Manon Loisel, consultante en politiques territoriales, enseignante à Sciences Po et responsable du cycle Territoires et mobilités de l’Institut de hautes études de développement et d’aménagement des territoires en Europe (IHEDATE), rappelle que lors des dernières élections municipales, dans les journaux, les tribunes sur l’absence de candidats se sont multipliées. Elle a alors mené une série d’ateliers sur les élus locaux dont les communes avaient besoin. Ces ateliers ont mis en relief une fiche de poste très – trop – chargée. En parallèle, la crise des Gilets jaunes a signalé un rejet des figures traditionnelles de représentation politique alors même que les intercommunalités montaient en puissance. Ont suivi des épisodes de canicules, des incendies, des phénomènes climatiques intenses ainsi qu’une crise énergétique et budgétaire. Face à ces innombrables situations d’une grande complexité, le sentiment d’impuissance a gagné certains élus dont chaque décision peut paraître dérisoire au regard de l’ampleur de la situation. Les élus en charge de la transition écologique sont souvent mis de côté, faute de budget. Ils se trouvent face à une injonction contradictoire : faire des choix de court terme tout en se projetant en 2040. La deuxième injonction réside dans les coalitions à construire : faut-il privilégier l’interne ou l’externe ? La politique du bras de fer versus celle de la main tendue ? Le troisième choix consiste à savoir quel rapport entretenir avec le consensus. La zone à faible émission (ZFE), la gestion de l’éclairage public et le zéro artificialisation nette (ZAN) sont autant de questions conflictuelles et locales. Faut-il assumer des choix clivants ou au contraire rechercher l’adhésion ? La dernière question concerne le rapport à l’administration. Convient-il d’adopter une approche transversale ou de monter son propre service et de le mener de façon indépendante ?

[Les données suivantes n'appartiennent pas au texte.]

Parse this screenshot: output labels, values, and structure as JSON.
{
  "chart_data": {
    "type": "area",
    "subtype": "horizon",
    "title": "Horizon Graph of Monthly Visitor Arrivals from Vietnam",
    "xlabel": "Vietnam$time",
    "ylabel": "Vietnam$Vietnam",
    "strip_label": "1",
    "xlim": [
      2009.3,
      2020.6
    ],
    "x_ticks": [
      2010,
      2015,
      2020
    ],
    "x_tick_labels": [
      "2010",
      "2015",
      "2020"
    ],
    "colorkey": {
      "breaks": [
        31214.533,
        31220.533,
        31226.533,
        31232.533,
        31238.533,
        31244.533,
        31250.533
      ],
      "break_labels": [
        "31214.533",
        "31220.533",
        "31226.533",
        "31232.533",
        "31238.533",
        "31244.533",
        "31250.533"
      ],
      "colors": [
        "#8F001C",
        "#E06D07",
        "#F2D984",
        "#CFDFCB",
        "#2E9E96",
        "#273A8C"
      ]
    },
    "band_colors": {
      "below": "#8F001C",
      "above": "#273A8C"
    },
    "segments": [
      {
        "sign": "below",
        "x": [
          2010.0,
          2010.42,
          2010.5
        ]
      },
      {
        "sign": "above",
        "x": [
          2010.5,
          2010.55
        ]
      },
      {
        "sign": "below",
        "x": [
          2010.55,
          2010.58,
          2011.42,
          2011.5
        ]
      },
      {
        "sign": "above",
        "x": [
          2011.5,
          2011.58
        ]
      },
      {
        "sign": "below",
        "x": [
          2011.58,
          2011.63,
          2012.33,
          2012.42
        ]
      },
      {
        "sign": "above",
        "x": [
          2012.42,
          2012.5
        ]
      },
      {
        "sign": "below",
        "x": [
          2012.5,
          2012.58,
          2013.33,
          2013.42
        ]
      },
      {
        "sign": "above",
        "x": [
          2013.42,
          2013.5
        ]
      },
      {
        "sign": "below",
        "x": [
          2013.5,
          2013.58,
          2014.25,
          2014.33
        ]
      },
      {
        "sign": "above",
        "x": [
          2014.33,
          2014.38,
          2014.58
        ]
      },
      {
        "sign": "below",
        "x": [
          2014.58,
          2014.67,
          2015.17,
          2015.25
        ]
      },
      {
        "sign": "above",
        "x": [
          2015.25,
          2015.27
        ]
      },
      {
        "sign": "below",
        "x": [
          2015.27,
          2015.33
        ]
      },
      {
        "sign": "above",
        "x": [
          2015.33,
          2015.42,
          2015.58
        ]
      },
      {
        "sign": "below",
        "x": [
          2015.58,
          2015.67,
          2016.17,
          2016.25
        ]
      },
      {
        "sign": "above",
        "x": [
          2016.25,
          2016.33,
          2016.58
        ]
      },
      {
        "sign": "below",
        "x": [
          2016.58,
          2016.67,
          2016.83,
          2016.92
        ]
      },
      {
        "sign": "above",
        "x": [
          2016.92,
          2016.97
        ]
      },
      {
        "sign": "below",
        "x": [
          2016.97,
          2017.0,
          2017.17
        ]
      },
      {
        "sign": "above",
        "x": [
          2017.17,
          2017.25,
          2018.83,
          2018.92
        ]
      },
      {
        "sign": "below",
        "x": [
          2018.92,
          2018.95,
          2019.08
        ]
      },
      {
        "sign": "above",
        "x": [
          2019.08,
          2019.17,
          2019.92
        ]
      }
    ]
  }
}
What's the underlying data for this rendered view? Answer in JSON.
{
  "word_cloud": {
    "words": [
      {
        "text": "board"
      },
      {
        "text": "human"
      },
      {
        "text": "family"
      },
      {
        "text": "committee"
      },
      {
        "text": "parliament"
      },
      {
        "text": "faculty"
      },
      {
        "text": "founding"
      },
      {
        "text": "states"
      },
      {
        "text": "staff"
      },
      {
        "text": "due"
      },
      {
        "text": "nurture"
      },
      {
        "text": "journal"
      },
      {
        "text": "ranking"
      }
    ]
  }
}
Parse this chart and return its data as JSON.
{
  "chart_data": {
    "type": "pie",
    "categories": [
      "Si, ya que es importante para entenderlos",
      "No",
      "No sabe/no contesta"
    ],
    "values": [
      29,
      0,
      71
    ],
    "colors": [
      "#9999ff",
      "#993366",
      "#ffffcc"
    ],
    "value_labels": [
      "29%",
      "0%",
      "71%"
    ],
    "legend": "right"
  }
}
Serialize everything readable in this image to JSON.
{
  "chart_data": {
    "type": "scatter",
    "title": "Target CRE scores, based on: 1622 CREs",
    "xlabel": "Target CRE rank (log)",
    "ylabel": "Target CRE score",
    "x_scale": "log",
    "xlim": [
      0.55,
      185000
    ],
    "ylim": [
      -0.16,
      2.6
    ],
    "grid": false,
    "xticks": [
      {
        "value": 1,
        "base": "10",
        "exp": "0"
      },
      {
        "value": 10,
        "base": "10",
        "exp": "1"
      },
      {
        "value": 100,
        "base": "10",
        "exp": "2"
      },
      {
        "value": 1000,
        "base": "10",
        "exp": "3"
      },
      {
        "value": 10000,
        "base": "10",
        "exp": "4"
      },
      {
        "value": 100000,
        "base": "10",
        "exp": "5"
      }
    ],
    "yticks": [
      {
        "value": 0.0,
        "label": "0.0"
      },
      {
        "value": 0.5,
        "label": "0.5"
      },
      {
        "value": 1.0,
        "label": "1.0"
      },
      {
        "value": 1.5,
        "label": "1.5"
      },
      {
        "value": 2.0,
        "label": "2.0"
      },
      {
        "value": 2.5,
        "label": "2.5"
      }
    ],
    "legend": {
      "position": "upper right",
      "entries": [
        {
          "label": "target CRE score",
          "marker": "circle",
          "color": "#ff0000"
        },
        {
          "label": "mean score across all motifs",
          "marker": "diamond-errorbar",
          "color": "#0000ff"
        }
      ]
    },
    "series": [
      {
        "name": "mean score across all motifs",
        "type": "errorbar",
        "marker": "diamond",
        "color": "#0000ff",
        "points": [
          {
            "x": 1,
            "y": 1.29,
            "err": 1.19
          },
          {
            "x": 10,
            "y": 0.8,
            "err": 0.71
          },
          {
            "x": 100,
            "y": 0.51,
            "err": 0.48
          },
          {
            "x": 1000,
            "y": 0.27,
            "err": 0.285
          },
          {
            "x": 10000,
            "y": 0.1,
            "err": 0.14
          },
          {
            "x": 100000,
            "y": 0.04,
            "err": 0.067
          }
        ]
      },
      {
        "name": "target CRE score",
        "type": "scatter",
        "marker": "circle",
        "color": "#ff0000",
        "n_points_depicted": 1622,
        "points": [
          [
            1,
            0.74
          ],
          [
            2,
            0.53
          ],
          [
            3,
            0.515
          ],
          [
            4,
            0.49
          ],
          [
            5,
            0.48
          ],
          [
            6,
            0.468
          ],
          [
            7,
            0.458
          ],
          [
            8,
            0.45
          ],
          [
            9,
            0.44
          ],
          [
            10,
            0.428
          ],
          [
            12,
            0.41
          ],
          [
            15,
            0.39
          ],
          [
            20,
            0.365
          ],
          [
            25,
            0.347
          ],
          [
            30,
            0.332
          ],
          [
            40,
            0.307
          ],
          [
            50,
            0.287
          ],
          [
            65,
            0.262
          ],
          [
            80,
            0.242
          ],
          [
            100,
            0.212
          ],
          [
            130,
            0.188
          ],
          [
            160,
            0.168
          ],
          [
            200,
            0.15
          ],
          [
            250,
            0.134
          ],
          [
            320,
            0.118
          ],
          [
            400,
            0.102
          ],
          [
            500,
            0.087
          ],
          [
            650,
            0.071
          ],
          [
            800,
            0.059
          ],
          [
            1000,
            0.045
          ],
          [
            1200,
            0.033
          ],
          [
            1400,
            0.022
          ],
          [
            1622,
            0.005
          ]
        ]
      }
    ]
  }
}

Difficile équation du rapport au temps : la transition écologique nécessite des projets longs et coûteux (allant au-delà du mandat électoral de six ans) faisant appel à l’ensemble des services.
Face à tous ces défis, Manon Loisel formule deux propositions pour l’élu à la transition désormais envisagé comme un élu aux ressources. La première consiste à le mettre au même niveau que l’élu aux finances, la seconde lui confier la responsabilité de travailler sur la question de la finitude des ressources. En quelque sorte, il s’agirait d’avoir un élu organisant les renoncements, de façon anticipée et réflexive, sur un temps long. Cela permettrait de troquer le mythe des éco-gestes individuels au profit de renoncements plus collectifs, de sortir d’une logique d’urgence.
Le rapport au temps, un défi pour les élus
Delphine Person, deuxième adjointe au maire de Palaiseau, coordinatrice de la transition écologique de cette ville de 38 000 habitants, a participé au travail mené dans un groupe de pairs. Élue pour la première fois, elle souligne la difficile équation du rapport au temps. La transition écologique nécessite des projets longs et coûteux (allant au-delà du mandat électoral de six ans) faisant appel à l’ensemble des services. Le travail en mode projet s’avère complexe à mettre en place dans des services habitués à travailler de façon autonome. Elle donne l’exemple du développement d’un projet dans le parc Gustave-Flaubert, avec une association locale, dont la gestion est en partie assurée par les habitants. Réunir les acteurs de la vie locale, les élus et les services techniques a constitué un véritable tour de force. Parfois les services techniques se trouvent éloignés géographiquement du centre de décision, ce qui complexifie les prises de décision. Les services ont besoin de ressources, raison pour laquelle elle leur a transmis seize indicateurs de résilience. Selon elle, le budget vert est un indicateur dont on parle beaucoup, mais qui est finalement assez peu utilisé dans les communes. Pourtant c’est une manière de quantifier, d’objectiver le travail quotidien réalisé. Pour embarquer la population, l’élue insiste sur l’importance de l’écoute. Il convient selon elle de multiplier les formats afin de toucher le maximum d’habitants et éviter l’entre-soi. Elle donne l’exemple d’une question clivante : le besoin de construire des logements tout en veillant à ne pas bétonner une ville. En regroupant différentes populations, on leur permet de se rencontrer, d’échanger. In fine, c’est l’élu qui prend les décisions, d’ailleurs cela fait partie du contrat de départ.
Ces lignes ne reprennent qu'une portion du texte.